Sie war ja gerade blühende zwanzig Jahre alt geworden, und ich kann mir
gut vorstellen, wie viele junge Männer hinter ihr her scharwenzelten…
‘L‘amour est enfant de bohême‘…
Doch da war auch Armut und eine Bedrohung, die dem Offizier, wo
sie ihr erstes Heim in ihrem Leben gefunden hatte, sehr bewusst war;
Anny hatte der Familie im vollen Vertrauen ihre ganze Lebensgeschichte
erzählt, und alle waren sich klar, was da über ihr schwebte. Das gegensei-
tige Band der Freundschaft zwischen Anny und der deutschen Familie
war eines dieser hoffnungsvollen Beispiele, wie beschränkt Doktrinen
und Ideologien doch sind gegenüber dem, was Leben ist. Doch konnten
sie natürlich die Augen nicht verschliessen vor den Entwicklungen, Annys
Pass lag bei den Behörden, und die Bürokratie des Regimes war effizient
und durchkämmte mit immer feinerem Raster alle Bürger, besonders die
Ausländer.
Der Offizier erkannte dann in den späteren Kriegsjahren irgendwann,
dass er Anny nun nicht mehr beschützen können würde. Er riet ihr daher,
so schnell wie möglich in die Schweiz zurückzukehren, man würde sicher
ihre Zigeunerherkunft als Grund nehmen, sie in ein Konzentrationslager
zu schicken. Wie viele Menschen haben dies erlebt!

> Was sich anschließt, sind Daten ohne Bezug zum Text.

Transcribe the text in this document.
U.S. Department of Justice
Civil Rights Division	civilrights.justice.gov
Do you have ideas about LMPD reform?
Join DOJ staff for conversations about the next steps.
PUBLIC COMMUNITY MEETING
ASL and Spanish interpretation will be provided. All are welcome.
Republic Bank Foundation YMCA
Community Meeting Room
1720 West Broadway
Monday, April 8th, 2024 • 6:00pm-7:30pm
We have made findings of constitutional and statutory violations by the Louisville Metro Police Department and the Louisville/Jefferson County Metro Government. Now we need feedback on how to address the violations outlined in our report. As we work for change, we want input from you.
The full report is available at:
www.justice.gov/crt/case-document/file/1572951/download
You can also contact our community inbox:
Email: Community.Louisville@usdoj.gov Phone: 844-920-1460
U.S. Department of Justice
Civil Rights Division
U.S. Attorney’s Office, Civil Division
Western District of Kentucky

Auch aus diesem
Grund bin ich zutiefst dankbar, Anny kennengelernt zu haben. Sie gab
mir die Möglichkeit, tiefer mitzufühlen, auch wenn sie mir nur wenig
über jene Zeit erzählte. Es gab mir die Möglichkeit zu erkennen, wie sich
die Muster unserer eigenen Erlebnisse geformt hatten.